The Curious Cause of Orson Scott Card
I have always maintained that, excepting perhaps the deeply religiously cynical (Fred Phelps?) anyone who comes out in public opposition to homosexuality is almost certainly a homosexual himself. For many years now this thumb rule has served me well, filling me with the warm rosy glow of human hypocrisy and giving me an excuse to raise a frosty mug at the bar to the angry face on the television screen while pronouncing the verdict, “probably gay, poor fellow.”
There seem to be three mechanisms in process that make this law work. One is that some homosexuals, finding themselves in an intolerant environment (school, work, home, church, community, state, the inside of their own head) wish to appear “more straight than straight,” to the point of being a loyal attack dog for their imaginary straight side. The second reason this rule works is that for the most part, genuinely straight people don’t care enough about homosexuals to express an opinion, generally feeling that “if it neither breaks my leg nor picks my pocket” that it is none of their business. After all, it is not as if gay marriage will become mandatory for everyone any time soon. And the sight of Kim Kardashian playing a bride at her own wedding—making her one of the highest-paid actresses in the industry—has pretty much wilted the argument that gays are going to weaken the institution of marriage. The third reason this rule works is that it is hard to prove a negative, so I can always claim that time will out the hypocrite.

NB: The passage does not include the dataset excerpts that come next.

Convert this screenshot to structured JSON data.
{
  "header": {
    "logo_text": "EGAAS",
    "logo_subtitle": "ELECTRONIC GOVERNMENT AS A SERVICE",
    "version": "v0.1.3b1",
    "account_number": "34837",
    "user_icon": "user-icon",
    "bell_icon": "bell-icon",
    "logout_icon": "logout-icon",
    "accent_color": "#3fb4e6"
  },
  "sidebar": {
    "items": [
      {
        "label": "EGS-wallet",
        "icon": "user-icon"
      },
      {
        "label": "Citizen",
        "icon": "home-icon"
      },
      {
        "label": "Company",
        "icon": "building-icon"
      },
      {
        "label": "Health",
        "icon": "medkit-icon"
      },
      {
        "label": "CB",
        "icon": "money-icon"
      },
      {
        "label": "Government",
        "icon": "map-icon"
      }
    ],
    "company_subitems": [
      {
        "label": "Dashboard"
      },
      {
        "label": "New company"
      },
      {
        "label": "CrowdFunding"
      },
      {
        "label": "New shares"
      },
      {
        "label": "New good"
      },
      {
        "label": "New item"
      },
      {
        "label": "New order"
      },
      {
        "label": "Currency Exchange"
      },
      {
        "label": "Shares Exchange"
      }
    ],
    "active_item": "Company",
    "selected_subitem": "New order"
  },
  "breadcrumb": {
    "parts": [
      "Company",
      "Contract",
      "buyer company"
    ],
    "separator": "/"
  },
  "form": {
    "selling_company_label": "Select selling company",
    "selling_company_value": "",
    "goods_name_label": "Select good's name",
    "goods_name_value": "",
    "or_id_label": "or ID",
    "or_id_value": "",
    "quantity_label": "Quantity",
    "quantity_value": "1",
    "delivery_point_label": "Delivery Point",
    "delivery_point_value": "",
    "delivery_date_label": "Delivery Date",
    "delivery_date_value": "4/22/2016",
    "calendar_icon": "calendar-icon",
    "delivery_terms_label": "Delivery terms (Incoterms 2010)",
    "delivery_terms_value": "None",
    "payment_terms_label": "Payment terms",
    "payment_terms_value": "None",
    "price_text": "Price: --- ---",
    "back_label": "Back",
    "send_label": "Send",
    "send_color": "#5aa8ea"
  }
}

So. I read, many years ago, Orson Scott Card’s iconic opus, “Ender’s Game,” which—laden with homoerotic scenes of naked boys fighting in the shower while preparing to combat mankind’s enemy, the “buggers”—had left me with the vague impression that Card might be a homosexual. Not in itself very interesting, but then this came up: Card is a member of the board of the National Organization for Marriage, a group that seeks to prevent the legalization of same-sex marriage, and this association has aroused a lot of opposition to his latest project: a Superman comic.
Apparently there is a cost for public bigotry. Not that he needs the work—his books have been extremely successful and his Mormon family is not all that large, yet. Still, in 2004 he penned an essay titled “Homosexual Marriage and Civilization,” in which he wrote:
The dark secret of homosexual society—the one that dares not speak its name—is how many homosexuals first entered into that world through a disturbing seduction or rape or molestation or abuse, and how many of them yearn to get out of the homosexual community and live normally.
There is little doubt in my mind that Card has unresolved issues, and if so, is suffering for them. And so I raise a mug to his health. Probably gay, poor fellow.